For the next three days the combat situation remained static. The NVA units held the hilltop while Screaming Eagles probed and looked for weaknesses. At the same time, the hill was bombarded continually with artillery, ARA and air strikes as the Currahee battalion continued to meet resistance in their drive on the hill.

On the 18th, Rakkasans assaulted the enemy stronghold for the second time in an effort to drive him from his well constructed bunker complex. One unit, Delta Company, reported being within 25 meters of the top when a torrential rainstorm struck and forced the paratroopers to move off the hill, which rain turned into a barren mudslide.

Two additional battalions, the 2nd of the 501st and 2nd of the 3rd ARVN, along with A Co., 2nd Bn., 506th Abn. Inf., were ordered to move to the hill, virtually surrounding it, and join the other two battalions for a final assault to secure Hill 937, the highest point on Dong Ap Bia. At 10 in the morning on the 20th they started up the hill once more and by early afternoon had defeated the enemy and secured the objective, thus ending the ten-day battle and decimating the 29th NVA Regt.

As the battle raged the other three companies of the 2nd of the 506th were helilifted into the warehouse area discovered prior to the start of Apache Snow. Their mission was to locate and destroy an enemy command post complex thought to be in the area, and capture his food and munitions caches. Co. C quickly discovered both a hospital and the CP complex. More than 10 tons of rice and 75,000 round of ammunition  for individual and crew-served weapons were also captured.
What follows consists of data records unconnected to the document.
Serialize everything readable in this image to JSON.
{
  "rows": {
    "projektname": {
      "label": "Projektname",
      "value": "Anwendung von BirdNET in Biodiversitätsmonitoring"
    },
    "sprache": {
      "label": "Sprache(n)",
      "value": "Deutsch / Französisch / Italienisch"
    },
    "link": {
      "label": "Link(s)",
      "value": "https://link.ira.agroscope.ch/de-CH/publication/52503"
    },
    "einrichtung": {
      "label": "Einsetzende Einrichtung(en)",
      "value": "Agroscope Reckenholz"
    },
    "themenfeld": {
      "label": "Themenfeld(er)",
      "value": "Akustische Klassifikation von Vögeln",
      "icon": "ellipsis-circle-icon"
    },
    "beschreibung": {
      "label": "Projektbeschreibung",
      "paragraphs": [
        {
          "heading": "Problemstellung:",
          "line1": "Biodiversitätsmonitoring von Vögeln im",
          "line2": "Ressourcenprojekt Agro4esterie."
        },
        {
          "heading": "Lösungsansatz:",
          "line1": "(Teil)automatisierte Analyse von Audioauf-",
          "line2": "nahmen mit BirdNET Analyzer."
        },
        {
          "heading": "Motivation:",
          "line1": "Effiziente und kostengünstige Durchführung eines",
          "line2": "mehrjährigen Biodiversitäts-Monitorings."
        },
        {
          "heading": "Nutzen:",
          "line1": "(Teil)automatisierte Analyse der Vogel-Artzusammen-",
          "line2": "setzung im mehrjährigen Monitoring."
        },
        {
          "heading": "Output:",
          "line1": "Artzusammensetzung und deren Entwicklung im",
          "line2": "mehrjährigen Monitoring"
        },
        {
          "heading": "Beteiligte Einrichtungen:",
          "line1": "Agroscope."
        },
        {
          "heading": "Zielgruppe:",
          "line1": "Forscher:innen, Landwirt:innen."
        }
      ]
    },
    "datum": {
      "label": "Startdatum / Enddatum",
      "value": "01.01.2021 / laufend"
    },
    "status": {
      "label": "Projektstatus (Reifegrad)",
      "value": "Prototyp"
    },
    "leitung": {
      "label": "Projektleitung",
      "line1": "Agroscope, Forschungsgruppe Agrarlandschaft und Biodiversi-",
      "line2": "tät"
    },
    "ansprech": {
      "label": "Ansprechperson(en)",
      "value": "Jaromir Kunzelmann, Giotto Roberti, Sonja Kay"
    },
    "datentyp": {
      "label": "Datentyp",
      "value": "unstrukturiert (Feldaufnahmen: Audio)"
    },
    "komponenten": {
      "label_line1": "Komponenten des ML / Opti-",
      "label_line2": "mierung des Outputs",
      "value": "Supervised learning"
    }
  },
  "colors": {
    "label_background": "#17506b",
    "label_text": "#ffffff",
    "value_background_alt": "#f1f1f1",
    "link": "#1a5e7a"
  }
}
"A North Vietnamese prisoner said he had walked for two days along the valley floor and turned northwest for a few hundred meters to a hospital complex where he received treatment for his ounds," said Sgt. Alan Austin, Homosassa, Fla., point man for C Co. "He was only about 750 meters off from the location he pointed out to us on a map, and we found the caches and command post in the same area."

The month-long operation accounted for 675 enemy killed, three prisoners, 241 individual and crew-served weapons captured, and more than 100,000 rounds of ammunition discovered. "This operation," said Conmy, "just proved again that the ultimate weapon is the infantry rifleman. Victory achieved by the heroism of the rifleman going in and digging out the enemy."